Adam Smith propõe algumas explicações para o sucesso de sociedades baseadas em um sistema econômico de mercado, em oposição a sistemas econômicos centralizados. Assim sendo, a sua evidência mais latente era a divisão do trabalho. Smith parte da premissa de que as nações eram ricas em razão da oferta de bens e serviços. Quanto mais bens e serviços ofertados, mais satisfação a sociedade poderia atingir. Mas o que isso tem a ver com divisão do trabalho?
Ora, quanto mais pessoas envolvidas na fabricação de um produto, com tarefas individualizadas e especialidades diferentes, maior e mais barata a produção desse bem.
Faça um exercício mental: pense no quão barato é um simples sanduíche: duas fatias de pão, uma folha de alface, duas rodelas de tomates, ovo frito e hambúrguer. Agora, tente imaginar se você, sozinho, tivesse que produzir todos esses insumos: plantar o trigo, a alface e o tomate, criar a galinha para colher os ovos, matar a vaca e cortar a carne. E a produção das ferramentas necessárias para produzir os insumos que citamos?
Ao pensar nisso, é fácil perceber que Smith estava certo: é a divisão do trabalho que leva à especialização, além de aumentar a produção e, consequentemente, de baratear os bens e serviços.
E a mão invisível? Abra a sua geladeira, olhe para o aparelho que você está utilizando para ler esta resenha, ou as tantas coisas que existem para melhorar a vida das pessoas - seja para o lazer ou o uso profissional -, e você nem conhece quem produziu cada um desses itens, levou até o supermercado ou entregou em sua residência.
Você nem precisa conhecê-los.
Dia após dia, indivíduos trabalham para produzir algum bem ou ofertar algum serviço, utilizando seu conhecimento específico, com o intuito de atingir os seus próprios interesses.
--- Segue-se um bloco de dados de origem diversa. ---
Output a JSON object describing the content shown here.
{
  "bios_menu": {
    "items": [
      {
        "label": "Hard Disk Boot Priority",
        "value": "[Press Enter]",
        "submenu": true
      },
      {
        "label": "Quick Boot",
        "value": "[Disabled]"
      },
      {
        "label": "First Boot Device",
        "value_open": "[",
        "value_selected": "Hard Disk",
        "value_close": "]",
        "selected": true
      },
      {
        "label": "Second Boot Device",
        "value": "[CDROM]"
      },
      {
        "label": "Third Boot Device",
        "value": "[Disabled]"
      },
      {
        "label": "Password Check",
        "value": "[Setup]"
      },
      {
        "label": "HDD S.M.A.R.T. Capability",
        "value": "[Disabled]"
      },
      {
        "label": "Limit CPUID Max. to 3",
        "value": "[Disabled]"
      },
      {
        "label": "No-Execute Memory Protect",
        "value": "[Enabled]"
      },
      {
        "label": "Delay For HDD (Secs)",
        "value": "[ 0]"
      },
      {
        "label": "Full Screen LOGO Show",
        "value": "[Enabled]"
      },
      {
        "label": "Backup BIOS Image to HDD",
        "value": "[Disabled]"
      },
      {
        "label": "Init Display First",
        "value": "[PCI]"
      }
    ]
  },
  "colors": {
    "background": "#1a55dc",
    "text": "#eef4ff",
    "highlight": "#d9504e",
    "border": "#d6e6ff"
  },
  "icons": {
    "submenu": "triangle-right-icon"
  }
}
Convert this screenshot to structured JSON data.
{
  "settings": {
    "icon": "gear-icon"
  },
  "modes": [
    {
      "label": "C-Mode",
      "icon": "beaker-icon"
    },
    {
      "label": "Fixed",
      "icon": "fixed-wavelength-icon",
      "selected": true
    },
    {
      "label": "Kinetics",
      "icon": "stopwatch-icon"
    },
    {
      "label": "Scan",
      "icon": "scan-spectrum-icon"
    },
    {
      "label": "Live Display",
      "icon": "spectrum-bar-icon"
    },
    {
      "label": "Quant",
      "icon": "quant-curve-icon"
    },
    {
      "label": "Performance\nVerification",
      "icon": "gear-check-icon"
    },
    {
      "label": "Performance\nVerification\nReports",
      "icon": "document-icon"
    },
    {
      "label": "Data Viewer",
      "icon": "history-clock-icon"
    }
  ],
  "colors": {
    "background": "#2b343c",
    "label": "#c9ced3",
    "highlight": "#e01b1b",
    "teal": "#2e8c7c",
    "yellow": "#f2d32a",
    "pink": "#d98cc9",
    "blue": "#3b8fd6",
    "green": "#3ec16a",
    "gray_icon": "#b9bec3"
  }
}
E, no processo, ofertam algo que é do seu interesse.
Importante ainda destacar a importância da virtude moral em Adam Smith. Nesse sentido, Adam Smith a separa em duas categorias: Justiça e Beneficência.
A Justiça está vinculada a não causar danos injustamente aos outros - uma virtude negativa - que consiste em três regras: a) proteger a vida; b) proteger a propriedade; c) proteger as promessas aos outros, ou, em linguagem atual, proteger os contratos voluntariamente celebrados entre as pessoas.
A Beneficência está vinculada a uma ação voluntária para melhorar a vida das pessoas, ou seja, uma virtude positiva. Essa ação deve envolver o uso de recursos próprios, do contrário, deixa de ser uma virtude. Logo, não há qualquer crédito moral em “ajudar” os outros pela força.
A conclusão que chego, após a leitura agradável proporcionada por James Otteson, é o quão pouco sabemos sobre Adam Smith e sua obra. Temos agora a oportunidade de corrigir esse erro.
Por fim, em tempos de crise, desespero ou desesperança, entender Os Fundamentos do Capitalismo é urgente, para não cairmos nas trapaças do Leviatã e seus controles sobre os preços, sobre a produção, bem como suas violações à liberdade de contrato e movimento.